- A PEC da Blindagem, aprovada pela Câmara, enfrenta resistência no Senado, com 17 dos 27 membros da Comissão de Constituição e Justiça (CCJ) contrários à proposta.
- Senadores do Centrão, liderados por Ciro Nogueira, articulam um novo texto que limita a blindagem a crimes contra a honra.
- A nova proposta deve ser apresentada em breve e busca evitar a rejeição da PEC original.
- A emenda pretende manter o regime atual para crimes comuns e retirar trechos polêmicos, como o voto secreto na validação de investigações.
- A resistência aumentou após manifestações populares, e a senadora Damares Alves já indicou que a proposta ainda enfrenta rejeição.
Diante da crescente resistência no Senado, a PEC da Blindagem, aprovada pela Câmara, enfrenta um cenário desafiador. A proposta, que visa proteger parlamentares de processos criminais sem autorização legislativa, já conta com 17 dos 27 membros da CCJ se declarando contrários.
Senadores do Centrão, liderados por Ciro Nogueira (PP-PI), articulam um novo texto que limita a blindagem a crimes contra a honra. Nogueira defende que essa mudança pode atender à cidadania e fortalecer as prerrogativas parlamentares. A proposta deve ser apresentada em breve e busca evitar a rejeição sumária da PEC original.
A nova emenda, que deve ser divulgada ainda esta semana, pretende manter o regime atual da Constituição para crimes comuns, permitindo que parlamentares sejam processados apenas por crimes de opinião mediante licença prévia do Legislativo. Além disso, a proposta pretende retirar trechos polêmicos, como o voto secreto na validação de investigações e a ampliação do foro privilegiado para presidentes de partido.
A resistência à PEC da Blindagem se intensificou após manifestações populares em várias capitais, onde a sociedade expressou seu descontentamento. A senadora Damares Alves (Republicanos-DF) já sinalizou que, independentemente das mudanças, a proposta ainda carrega rejeição.

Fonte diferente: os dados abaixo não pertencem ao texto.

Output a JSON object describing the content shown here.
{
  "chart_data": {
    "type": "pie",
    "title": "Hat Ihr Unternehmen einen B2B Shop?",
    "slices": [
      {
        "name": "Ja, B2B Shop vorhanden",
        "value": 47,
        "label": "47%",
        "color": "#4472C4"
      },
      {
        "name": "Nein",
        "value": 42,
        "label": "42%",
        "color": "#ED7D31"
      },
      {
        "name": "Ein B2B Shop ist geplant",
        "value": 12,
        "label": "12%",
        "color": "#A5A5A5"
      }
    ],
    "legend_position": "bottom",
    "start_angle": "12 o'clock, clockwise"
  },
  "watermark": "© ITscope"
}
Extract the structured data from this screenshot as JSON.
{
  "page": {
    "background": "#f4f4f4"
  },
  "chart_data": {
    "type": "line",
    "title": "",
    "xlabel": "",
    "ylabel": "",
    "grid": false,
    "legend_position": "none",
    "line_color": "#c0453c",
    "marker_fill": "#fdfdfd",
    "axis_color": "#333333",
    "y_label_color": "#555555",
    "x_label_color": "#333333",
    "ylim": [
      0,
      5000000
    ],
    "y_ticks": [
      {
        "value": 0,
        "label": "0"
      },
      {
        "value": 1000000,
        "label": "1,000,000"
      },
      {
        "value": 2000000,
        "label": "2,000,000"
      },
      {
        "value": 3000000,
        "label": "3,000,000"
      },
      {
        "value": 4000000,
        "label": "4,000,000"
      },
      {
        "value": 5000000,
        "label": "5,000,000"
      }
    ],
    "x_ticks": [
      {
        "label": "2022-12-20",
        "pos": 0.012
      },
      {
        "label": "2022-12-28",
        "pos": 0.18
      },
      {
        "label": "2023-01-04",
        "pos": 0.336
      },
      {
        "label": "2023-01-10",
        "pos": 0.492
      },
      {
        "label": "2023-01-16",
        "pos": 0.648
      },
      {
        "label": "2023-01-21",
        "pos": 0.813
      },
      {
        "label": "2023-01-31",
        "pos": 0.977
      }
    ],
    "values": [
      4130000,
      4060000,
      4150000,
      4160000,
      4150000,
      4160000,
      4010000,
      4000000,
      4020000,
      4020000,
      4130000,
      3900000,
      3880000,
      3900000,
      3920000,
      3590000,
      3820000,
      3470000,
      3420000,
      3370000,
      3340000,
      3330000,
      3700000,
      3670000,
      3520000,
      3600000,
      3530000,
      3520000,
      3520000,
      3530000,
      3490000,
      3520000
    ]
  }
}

O relator da CCJ no Senado, Alessandro Vieira (MDB-SE), anunciou que dará parecer contrário à proposta. A pressão sobre os senadores aumenta, especialmente após a votação expressiva na Câmara, onde a PEC foi aprovada com 353 votos a favor. A expectativa é que o novo texto do Centrão tenha mais chances de avançar, reduzindo as resistências internas.